According to Adrian Wojnarowski of Yahoo! Sports, Jackson made a bunch of outrageous demands and only wanted to revel in the feeling of being asked for help by a man (Buss) he has clashed with for years.
But if we consider Kevin Ding of the Orange County Register's take on things, Jackson didn't make any such demands and the real ego came from the Buss family, who didn't want to be viewed as bowing to Jackson as their savior.
Whatever the case, the lesson here is that pride and ego need to be put aside in the interest of winning. If the Lakers could have hauled Jackson in, who knows where the team would be right now.
The Lakers went into this season without a "Plan B," and their struggles are going to make other teams wary of a similar "all-or-nothing" approach in the future.
If you look at other well-run clubs around the NBA, there are already indications that GMs have seen the Lakers' errors and are taking action to avoid repeating them.
The Oklahoma City Thunder looked ahead, favoring cap flexibility and financial solvency over the temptation to retain James Harden for a year before watching him walk away for nothing.
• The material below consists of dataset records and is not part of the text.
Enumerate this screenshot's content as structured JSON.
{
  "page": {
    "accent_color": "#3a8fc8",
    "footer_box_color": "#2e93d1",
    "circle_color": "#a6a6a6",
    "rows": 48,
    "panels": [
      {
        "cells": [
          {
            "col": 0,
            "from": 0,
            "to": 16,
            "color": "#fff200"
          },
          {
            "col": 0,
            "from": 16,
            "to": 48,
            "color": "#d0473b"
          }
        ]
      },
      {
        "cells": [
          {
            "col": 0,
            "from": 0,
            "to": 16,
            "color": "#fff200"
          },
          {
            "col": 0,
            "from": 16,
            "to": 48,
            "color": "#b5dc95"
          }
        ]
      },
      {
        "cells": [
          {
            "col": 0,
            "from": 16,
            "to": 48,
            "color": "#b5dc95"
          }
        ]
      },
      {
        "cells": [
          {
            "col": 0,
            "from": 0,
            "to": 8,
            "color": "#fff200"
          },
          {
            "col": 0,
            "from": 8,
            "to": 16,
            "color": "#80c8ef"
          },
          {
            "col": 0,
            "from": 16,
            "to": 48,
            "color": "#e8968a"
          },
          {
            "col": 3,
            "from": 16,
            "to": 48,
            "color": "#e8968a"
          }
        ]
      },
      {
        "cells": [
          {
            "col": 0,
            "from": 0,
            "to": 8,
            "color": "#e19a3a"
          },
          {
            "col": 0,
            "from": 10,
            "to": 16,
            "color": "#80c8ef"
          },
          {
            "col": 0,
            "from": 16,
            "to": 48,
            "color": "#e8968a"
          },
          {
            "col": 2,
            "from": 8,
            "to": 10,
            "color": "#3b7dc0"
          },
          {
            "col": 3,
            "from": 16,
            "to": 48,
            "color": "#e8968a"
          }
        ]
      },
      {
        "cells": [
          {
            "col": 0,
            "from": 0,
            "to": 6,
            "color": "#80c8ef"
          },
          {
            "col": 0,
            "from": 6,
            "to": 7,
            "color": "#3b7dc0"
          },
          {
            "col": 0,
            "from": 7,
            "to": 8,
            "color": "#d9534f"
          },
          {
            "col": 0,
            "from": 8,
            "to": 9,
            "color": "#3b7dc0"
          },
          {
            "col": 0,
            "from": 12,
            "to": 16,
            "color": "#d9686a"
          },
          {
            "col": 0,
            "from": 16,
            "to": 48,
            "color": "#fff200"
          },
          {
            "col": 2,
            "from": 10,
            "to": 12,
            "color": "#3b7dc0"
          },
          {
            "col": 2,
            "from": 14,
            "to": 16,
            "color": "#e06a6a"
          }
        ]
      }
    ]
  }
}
The Memphis Grizzlies made a pair of salary-cutting moves this year, dumping a first-round pick and three players to the Cleveland Cavaliers in one and letting Rudy Gay go in the other. Whether they've dealt their present title chances a deathblow is highly debatable, but there's no question that their financial future is stable and their options are open.
L.A. has just two options at the moment: ride it out or blow it up. Of course, the second option is sure to involve taking back either less-than-equal value or more bad contracts for players like Pau Gasol, so it's hard to call their position flexible.
With the league tightening the rules on spending, going for broke is no longer the smartest play. The Lakers have learned that the hard way.